L’amicizia diventa affetto, l’affetto diventa amore, e iniziano a fare progetti, lei continua a fare riparazioni dopo il lavoro, lui riesce a diventare capo cameriere e mettono via dei soldi per il loro futuro, in previsione di un matrimonio, ma, Agnese rimane incinta e il 6 novembre del 1948 si sposano nella cattedrale di Berna senza parenti ma con qualche amico e pochi soldi fanno il pranzo nel ristorante, dove Adele e Italo lavorano. I regali ricevuti sono sei forchette, sei cucchiai, sei coltelli e un cesto di mele rosse, il 18 dicembre nasce Renzo, il primogenito. Dopo tanti sacrifici, Roberto, vuole tornare in Italia, cerca lavoro presso una casa di spedizione a Chiasso, lei sempre in una lavanderia a Lugano, hanno un’altra figlia Manuela e riescono ad acquistare il terreno per costruire la loro casetta…. iniziano però dei problemi di salute per la loro bambina e i lavori si fermano per far fronte alle spese. Allora fanno gli straordinari, lavorano a cottimo e, non si sa come, riescono a far a portare al tetto la casa ed anche a pagare le spese dell’ospedale perché il lavoro in svizzera non era coperto dall’assicurazione sanitaria. 
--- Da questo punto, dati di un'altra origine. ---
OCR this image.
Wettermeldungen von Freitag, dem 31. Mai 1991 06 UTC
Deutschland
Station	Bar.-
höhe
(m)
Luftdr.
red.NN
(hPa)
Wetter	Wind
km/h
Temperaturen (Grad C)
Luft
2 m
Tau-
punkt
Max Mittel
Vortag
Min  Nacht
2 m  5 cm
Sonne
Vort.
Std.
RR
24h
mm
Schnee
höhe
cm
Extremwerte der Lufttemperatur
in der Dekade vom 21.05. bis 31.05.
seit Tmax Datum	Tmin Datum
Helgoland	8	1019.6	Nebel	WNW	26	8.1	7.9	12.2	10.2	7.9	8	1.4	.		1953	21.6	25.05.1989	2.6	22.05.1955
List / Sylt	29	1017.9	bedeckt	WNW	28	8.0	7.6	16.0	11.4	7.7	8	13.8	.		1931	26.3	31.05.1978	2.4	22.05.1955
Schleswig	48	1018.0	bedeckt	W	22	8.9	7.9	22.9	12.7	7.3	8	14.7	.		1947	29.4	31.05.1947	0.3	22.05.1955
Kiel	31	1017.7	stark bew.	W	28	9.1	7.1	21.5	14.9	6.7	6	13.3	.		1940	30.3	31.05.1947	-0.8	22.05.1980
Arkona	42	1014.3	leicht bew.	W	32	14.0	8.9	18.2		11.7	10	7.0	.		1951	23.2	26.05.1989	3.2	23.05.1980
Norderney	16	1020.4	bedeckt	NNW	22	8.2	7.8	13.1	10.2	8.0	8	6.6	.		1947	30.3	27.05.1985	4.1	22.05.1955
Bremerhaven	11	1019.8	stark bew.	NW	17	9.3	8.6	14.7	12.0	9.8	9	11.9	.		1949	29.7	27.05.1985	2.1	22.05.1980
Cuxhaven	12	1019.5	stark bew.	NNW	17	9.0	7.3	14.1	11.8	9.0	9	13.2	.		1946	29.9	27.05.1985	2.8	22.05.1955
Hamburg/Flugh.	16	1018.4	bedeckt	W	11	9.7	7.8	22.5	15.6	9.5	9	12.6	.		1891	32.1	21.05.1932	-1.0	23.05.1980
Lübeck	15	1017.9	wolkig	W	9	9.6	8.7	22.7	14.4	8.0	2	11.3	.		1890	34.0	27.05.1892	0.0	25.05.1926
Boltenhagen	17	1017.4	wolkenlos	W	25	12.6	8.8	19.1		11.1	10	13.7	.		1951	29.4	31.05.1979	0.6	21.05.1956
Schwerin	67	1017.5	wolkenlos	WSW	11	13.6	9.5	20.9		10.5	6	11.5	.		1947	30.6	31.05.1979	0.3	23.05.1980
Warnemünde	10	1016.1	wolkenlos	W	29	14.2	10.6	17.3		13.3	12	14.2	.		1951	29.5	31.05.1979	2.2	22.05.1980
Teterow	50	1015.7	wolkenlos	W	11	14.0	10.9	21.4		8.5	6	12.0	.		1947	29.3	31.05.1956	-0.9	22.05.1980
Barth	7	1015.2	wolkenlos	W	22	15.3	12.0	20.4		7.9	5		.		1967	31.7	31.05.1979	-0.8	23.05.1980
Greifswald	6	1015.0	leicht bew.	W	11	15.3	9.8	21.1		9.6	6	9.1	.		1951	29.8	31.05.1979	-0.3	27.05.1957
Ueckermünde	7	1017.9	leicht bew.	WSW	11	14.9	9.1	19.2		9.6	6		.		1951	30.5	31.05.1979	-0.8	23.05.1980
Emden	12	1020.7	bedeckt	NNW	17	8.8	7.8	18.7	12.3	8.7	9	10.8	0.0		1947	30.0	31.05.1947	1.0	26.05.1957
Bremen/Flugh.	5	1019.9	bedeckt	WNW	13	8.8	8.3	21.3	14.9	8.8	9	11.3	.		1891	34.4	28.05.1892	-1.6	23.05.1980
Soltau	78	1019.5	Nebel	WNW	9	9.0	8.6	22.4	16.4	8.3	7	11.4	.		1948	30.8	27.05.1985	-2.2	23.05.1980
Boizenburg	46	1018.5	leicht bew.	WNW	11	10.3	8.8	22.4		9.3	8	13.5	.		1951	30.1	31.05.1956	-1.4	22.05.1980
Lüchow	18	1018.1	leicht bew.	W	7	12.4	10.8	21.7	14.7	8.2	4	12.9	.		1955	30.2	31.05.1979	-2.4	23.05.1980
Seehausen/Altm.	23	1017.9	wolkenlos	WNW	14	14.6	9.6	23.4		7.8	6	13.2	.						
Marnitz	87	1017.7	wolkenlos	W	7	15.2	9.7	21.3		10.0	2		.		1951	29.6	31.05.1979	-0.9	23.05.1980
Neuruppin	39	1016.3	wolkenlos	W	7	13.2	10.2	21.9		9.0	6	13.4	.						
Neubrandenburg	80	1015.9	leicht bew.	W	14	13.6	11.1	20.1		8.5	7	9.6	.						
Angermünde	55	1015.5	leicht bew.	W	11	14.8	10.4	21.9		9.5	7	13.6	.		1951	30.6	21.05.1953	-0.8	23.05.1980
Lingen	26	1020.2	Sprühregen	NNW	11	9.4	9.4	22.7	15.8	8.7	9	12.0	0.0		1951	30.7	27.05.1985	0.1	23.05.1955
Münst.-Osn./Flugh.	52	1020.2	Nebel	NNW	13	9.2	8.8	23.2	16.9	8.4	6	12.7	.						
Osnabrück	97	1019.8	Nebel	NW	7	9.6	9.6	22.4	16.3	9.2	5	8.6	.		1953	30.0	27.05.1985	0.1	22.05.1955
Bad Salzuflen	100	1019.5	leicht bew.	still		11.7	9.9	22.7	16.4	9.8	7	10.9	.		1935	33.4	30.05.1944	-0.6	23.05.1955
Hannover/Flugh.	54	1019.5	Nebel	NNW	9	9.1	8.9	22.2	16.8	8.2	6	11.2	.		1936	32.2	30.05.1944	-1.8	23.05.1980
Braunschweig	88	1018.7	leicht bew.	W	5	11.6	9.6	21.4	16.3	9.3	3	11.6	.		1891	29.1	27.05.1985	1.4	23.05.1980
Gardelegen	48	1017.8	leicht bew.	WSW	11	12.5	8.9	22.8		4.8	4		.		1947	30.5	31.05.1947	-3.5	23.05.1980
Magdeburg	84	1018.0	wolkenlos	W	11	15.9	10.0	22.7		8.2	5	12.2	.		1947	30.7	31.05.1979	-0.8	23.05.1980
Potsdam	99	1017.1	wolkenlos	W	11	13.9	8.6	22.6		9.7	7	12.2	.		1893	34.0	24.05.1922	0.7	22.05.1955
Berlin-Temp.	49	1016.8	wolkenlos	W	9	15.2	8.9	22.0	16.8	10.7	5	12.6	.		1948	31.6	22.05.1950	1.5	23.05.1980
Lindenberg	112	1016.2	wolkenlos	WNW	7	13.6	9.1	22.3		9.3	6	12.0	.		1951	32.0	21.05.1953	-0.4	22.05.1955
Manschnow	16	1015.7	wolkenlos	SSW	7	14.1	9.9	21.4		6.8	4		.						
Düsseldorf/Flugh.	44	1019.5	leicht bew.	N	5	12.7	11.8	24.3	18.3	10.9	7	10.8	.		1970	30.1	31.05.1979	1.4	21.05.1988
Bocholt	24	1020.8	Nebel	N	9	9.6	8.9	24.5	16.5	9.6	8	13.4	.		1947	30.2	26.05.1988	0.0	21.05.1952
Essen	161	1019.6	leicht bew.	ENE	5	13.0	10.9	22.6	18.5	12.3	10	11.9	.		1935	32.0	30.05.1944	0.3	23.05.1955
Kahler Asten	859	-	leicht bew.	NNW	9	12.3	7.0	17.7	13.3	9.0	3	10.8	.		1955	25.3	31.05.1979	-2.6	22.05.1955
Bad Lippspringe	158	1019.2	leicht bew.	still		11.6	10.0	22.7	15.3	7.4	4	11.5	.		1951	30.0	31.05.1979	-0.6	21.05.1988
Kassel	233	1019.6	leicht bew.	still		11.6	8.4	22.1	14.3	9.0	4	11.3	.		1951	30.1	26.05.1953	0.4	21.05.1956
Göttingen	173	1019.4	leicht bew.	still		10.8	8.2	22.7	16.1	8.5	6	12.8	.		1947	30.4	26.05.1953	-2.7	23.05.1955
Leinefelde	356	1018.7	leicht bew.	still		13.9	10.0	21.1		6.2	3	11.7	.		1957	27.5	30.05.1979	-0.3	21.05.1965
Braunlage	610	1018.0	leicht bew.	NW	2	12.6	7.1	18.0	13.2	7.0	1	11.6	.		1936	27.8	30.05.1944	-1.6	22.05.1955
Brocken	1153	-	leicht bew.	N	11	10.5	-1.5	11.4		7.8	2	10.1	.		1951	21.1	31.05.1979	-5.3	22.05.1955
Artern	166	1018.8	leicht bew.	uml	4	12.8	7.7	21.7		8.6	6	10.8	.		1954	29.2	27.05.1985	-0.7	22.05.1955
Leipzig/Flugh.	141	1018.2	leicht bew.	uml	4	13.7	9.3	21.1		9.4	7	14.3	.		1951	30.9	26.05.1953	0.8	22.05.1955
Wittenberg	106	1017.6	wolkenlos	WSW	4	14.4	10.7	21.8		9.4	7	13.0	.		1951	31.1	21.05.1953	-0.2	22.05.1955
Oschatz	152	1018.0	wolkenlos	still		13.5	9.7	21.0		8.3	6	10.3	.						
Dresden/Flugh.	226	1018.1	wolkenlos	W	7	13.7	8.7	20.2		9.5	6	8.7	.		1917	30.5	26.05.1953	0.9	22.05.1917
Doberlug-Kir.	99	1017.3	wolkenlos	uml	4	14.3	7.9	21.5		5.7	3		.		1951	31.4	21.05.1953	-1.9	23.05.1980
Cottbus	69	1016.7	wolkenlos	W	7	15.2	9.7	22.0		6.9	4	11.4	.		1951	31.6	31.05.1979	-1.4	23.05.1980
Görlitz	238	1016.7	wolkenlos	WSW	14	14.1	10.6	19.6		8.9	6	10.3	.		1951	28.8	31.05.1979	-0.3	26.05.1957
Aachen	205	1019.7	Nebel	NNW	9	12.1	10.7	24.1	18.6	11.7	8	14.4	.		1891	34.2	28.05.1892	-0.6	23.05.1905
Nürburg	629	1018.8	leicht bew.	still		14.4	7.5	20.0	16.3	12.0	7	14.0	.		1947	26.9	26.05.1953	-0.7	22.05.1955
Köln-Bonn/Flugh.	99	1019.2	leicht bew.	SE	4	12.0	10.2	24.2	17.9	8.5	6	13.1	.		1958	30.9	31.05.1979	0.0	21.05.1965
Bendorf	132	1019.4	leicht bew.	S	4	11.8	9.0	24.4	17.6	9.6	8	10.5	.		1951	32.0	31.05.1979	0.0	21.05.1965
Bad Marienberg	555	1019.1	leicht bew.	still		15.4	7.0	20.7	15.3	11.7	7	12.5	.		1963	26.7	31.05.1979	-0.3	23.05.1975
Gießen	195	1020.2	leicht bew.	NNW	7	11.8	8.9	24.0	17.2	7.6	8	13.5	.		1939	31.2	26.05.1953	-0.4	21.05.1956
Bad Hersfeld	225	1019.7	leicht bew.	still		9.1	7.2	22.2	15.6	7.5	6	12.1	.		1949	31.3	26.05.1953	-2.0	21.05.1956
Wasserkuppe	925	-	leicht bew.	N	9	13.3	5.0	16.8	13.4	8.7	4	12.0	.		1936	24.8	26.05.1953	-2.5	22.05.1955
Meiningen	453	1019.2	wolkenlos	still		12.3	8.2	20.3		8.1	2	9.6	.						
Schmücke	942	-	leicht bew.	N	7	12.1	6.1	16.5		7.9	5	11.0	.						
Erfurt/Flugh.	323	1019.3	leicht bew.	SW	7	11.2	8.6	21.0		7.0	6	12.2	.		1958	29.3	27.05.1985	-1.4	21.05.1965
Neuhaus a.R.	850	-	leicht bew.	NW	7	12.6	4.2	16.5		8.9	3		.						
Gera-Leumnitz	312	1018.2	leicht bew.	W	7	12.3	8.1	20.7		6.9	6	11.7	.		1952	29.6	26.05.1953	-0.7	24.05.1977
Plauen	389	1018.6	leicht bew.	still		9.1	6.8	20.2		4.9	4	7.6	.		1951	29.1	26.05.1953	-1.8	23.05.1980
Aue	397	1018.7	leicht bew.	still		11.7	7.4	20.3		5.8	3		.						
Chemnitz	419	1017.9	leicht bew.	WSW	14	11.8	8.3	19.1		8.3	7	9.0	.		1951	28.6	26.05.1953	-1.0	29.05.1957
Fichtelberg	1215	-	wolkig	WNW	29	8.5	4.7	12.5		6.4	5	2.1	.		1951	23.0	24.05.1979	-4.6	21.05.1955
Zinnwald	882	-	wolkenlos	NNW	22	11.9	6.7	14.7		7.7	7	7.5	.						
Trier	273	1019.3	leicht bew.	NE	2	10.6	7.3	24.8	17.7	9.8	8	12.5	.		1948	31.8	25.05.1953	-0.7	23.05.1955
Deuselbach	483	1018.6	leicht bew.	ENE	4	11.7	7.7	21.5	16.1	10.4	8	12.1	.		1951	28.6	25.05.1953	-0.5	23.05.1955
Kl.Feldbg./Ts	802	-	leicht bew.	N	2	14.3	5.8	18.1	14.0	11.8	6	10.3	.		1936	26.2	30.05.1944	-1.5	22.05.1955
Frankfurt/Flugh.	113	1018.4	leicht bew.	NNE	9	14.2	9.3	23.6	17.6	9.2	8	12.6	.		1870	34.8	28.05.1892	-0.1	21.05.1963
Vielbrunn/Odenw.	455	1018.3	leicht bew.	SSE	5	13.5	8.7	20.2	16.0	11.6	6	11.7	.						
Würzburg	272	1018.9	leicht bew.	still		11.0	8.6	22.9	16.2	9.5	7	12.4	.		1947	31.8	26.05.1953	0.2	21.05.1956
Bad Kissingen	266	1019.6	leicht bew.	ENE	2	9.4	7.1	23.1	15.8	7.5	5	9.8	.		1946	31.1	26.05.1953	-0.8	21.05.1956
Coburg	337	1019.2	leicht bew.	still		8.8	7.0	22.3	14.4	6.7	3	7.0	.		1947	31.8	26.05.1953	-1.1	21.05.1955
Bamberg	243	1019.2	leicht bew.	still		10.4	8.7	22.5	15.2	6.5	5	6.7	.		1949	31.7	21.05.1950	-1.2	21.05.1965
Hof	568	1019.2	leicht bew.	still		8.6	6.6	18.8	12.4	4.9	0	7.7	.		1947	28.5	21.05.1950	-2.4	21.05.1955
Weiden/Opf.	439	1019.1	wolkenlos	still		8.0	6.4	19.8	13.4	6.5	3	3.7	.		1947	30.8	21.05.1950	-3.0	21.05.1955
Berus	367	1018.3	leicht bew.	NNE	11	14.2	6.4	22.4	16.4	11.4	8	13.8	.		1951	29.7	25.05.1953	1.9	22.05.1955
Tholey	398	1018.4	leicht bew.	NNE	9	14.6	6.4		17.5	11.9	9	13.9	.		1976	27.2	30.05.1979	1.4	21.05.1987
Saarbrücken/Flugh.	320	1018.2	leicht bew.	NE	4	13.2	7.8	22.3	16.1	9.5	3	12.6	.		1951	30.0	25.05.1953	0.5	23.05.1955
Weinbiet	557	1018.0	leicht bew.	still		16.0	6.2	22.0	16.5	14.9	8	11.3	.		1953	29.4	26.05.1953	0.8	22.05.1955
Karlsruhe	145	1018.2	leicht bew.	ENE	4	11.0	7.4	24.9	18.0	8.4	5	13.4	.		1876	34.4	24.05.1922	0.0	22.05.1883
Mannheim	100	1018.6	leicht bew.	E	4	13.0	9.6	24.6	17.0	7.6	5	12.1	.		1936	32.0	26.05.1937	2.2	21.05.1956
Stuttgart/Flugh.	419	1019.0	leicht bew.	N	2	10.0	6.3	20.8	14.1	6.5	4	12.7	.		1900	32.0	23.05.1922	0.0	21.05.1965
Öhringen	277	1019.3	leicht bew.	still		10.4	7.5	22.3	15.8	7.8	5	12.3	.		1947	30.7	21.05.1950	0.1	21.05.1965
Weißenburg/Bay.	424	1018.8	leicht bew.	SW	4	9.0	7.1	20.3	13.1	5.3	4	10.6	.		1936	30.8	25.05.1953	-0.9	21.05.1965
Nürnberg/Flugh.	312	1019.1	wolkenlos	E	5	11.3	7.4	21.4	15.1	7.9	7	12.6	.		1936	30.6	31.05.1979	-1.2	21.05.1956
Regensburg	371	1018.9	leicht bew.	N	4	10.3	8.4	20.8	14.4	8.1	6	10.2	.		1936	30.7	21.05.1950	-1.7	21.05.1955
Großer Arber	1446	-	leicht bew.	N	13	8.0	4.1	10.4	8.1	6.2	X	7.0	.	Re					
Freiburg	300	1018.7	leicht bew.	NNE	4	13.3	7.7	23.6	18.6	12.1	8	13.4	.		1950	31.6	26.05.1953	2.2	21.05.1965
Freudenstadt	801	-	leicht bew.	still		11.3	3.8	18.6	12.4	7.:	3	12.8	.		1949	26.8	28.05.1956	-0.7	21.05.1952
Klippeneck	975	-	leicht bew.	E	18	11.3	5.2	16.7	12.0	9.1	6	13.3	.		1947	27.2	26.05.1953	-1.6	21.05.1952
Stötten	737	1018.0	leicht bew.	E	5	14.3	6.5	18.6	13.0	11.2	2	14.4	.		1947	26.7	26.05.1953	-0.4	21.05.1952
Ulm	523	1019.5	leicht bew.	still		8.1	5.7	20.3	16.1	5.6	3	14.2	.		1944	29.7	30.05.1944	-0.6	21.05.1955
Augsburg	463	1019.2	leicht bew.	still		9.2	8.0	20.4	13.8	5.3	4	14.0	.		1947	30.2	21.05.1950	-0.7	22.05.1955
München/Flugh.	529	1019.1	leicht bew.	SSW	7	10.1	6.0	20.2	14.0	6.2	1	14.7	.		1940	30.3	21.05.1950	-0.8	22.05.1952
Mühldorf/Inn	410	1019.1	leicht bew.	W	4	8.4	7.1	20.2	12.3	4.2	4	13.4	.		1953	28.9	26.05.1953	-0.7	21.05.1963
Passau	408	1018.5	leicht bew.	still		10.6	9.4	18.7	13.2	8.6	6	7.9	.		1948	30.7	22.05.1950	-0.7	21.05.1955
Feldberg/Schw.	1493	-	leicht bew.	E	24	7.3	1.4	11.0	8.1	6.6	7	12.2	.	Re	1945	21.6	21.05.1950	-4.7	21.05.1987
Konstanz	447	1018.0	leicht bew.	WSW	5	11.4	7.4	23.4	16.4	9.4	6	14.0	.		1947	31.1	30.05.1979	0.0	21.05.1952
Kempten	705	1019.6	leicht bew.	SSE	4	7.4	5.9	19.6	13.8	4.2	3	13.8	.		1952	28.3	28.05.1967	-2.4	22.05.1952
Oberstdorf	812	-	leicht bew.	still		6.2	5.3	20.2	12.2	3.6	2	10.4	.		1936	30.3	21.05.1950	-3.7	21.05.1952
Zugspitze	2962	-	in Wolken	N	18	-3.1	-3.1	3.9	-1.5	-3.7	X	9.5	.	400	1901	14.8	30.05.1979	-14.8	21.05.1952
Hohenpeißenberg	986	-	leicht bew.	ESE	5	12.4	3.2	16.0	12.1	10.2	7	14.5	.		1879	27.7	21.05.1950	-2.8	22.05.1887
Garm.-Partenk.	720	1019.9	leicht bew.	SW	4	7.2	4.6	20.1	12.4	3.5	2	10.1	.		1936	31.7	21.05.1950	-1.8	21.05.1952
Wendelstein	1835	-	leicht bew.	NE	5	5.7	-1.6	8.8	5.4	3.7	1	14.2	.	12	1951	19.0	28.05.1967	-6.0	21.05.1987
Nel gennaio del 1961 dopo una gravidanza strana, nasce Enrica, nata di sette mesi pesava un chilo e 350 grammi, è stata in incubatrice per 47 giorni, non ha unghie ma è piena pienissima di capelli, questo scricciolo non si può abbandonare. Agnese si licenzia dalla lavanderia e mentre accudisce la figlia lava a mano per la caserma della guardia di finanza che c’è in paese. Lava a mano per una comunità di 40 persone abiti civili e divise militari oltre ad accudire una famiglia di 5 persone. Agnese e Roberto, insieme riescono a terminare la casa e vanno ad abitarci. Intanto, con il latte materno, Enrica cresce bene e diventa una bella bimba. Dopo 5 anni Agnese rimane di nuovo incinta, ha 40 anni e un figlio di 18 e si vergogna della nuova maternità. Con l'età sopraggiungono anche problemi di salute e i medici consigliano un aborto terapeutico ma proprio Renzo, il figlio più grande, chiede alla mamma di non farlo. Le risorse dell’essere umano a volte sono inspiegabili, la gravidanza va avanti e nasce una bambina di kg 5,100, la chiamano Cinzia.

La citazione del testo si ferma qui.